Recent studies indicate that one in every 10 Americans suffer from depression of some sort, with 4 of those individuals, nearly half, suffering from major depressive episodes. However, in light of my own recent experiences, I have a ton of more questions to ask.  Like, what causes it? Why don’t the treatments work better? And, who says what depression really is? I can believe you are depressed if you want to kill yourself, but are you depressed if you simply just don’t like the current circumstances in your life?

I know they have charts, grids and tests, I have taken enough those tests myself to build a bonfire with them, but who establishes the standards and measurements for those tests and charts? If you perceive yourself as being depressed, are you? Or, if you perceive yourself as being not depressed, are you?  From my own experience, I think it is a combination of both. I think there is a physical and inherited tendency toward depression, but I also think how I perceive myself also factors into the reality of its severity.  The Roman Emperor Marcus Aurelius is quotes as saying, “Reject your sense of injury and the injury itself disappears.”

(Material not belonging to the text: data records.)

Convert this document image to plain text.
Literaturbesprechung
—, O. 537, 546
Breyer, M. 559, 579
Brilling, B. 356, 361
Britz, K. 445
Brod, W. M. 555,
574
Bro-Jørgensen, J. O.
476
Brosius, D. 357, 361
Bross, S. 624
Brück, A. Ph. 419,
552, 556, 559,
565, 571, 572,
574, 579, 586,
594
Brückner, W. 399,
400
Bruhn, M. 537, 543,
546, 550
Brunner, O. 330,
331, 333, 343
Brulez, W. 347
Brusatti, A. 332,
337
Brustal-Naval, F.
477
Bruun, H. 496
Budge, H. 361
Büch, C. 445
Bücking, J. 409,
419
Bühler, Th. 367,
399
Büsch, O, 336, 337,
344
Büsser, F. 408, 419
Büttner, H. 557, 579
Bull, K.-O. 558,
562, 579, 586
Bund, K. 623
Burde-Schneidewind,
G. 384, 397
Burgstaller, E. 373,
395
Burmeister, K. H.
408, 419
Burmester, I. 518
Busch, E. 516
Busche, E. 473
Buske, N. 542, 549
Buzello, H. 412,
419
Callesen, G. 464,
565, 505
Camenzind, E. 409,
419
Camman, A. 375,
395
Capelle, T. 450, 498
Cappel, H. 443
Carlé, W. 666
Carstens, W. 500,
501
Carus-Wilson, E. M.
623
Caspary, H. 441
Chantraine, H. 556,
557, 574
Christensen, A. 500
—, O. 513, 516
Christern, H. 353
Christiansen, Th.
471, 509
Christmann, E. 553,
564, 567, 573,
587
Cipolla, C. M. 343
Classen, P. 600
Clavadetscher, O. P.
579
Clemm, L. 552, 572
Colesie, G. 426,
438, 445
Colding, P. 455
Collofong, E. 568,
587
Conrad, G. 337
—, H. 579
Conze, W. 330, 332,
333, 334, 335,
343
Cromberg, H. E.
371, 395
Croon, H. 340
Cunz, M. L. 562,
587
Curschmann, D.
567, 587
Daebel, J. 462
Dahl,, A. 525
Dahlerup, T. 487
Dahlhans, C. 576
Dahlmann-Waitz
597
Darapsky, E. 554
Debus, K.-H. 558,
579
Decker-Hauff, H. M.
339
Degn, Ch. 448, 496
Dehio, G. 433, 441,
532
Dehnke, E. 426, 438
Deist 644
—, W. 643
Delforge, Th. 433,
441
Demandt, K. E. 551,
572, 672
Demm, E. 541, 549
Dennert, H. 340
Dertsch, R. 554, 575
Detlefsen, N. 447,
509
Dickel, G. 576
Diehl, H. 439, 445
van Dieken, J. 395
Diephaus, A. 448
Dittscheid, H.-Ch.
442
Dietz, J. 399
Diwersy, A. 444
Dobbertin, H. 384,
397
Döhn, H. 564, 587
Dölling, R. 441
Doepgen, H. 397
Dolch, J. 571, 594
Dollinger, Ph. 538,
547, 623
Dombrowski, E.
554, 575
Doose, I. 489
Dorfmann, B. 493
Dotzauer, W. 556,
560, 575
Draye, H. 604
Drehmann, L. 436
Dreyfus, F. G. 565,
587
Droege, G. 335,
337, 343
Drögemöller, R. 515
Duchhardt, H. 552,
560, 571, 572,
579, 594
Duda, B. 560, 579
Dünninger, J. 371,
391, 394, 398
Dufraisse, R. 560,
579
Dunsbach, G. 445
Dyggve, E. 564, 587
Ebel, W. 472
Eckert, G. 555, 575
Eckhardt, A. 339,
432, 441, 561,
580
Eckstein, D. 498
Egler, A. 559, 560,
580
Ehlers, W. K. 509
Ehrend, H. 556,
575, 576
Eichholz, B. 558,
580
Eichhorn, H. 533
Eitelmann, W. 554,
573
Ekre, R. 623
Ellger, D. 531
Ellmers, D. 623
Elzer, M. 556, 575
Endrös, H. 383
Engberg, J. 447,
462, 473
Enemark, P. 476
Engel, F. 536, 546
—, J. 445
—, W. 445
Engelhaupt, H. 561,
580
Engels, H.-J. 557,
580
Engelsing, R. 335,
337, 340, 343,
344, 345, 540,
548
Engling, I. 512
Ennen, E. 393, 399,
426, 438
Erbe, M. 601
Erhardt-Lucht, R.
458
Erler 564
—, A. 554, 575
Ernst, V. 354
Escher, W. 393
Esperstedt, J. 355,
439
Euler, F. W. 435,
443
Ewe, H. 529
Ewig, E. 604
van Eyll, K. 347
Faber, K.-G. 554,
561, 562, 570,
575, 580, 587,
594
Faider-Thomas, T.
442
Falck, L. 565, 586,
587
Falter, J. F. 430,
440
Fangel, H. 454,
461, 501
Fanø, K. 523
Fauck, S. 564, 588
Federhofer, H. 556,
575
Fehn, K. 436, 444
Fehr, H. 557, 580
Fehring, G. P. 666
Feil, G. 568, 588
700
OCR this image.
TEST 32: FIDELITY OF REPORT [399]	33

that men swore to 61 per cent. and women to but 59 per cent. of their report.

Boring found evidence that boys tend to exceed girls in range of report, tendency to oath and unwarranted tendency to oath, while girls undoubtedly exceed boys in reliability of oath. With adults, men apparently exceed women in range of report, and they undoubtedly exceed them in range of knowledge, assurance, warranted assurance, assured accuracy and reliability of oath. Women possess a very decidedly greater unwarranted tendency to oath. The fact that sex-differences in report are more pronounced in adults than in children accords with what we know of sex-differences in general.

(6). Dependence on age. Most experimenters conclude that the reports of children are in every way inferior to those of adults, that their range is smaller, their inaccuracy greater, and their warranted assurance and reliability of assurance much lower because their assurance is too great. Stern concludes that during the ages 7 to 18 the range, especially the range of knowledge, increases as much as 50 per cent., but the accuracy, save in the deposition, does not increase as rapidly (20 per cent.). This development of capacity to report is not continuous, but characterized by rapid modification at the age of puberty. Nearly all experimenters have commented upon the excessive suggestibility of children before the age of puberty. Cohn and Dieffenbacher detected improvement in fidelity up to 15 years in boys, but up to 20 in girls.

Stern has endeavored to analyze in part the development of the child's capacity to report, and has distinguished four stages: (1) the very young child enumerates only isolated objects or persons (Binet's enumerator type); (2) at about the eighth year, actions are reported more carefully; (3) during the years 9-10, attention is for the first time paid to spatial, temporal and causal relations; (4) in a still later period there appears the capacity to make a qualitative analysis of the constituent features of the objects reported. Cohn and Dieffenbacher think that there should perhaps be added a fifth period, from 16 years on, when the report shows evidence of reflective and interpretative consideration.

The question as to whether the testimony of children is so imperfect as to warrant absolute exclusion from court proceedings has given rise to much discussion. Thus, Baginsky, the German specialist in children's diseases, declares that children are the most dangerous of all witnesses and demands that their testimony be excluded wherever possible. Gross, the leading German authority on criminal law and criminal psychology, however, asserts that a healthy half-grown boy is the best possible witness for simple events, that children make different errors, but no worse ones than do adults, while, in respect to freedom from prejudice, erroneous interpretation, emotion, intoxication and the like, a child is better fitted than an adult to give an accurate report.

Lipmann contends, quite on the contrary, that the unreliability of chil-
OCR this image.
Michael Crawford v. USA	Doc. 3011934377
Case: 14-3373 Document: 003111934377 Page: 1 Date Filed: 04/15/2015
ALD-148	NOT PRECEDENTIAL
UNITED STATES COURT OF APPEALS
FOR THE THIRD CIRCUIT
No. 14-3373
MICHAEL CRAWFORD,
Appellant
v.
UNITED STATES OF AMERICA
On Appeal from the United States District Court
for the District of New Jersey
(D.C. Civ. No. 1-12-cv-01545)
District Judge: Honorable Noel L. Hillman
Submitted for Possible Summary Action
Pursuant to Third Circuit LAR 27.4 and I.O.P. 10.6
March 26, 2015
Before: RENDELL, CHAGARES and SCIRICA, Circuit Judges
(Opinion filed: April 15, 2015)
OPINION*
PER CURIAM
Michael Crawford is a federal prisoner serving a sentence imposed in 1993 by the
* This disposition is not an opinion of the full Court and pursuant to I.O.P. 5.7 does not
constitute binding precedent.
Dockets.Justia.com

And, I am wondering, is this true? I cannot explain what has happened to me, or what has happened in the past. I do not understand why the depression is gone, why it happened in the first place, and if it will come again. Studies suggest that those who have suffered one major depressive episode will like suffer another, and that each new episode will be more severe than the last.  I, personally, have found this to be true, and I am terribly afraid that if it happens again, I won’t survive.

 However, today, I am good! I am in a new place, an environment of my own making where I am free of depression, and once again, I am wondering…what and who I am? I have never experienced this level of freedom, this level of energy, or this level of love in my life: love for my children, my husband, my students, my pets, my friends and my God. I awake, when I sleep, energized and ready to take on the world. I am excited about my career, my writing and even posting on Facebook. So, I am wondering, is this what normal people do? Is this what life is all about? Or, am I must in a manic phase of a manic/depressive episode. Friedrich Nietzsche said, “And those who were seen dancing, were thought to be crazy, by those who could not hear the music.”  Is this me now?  I don’t know, but I am wondering. 

 
“Dispute not with her: she is lunatic.”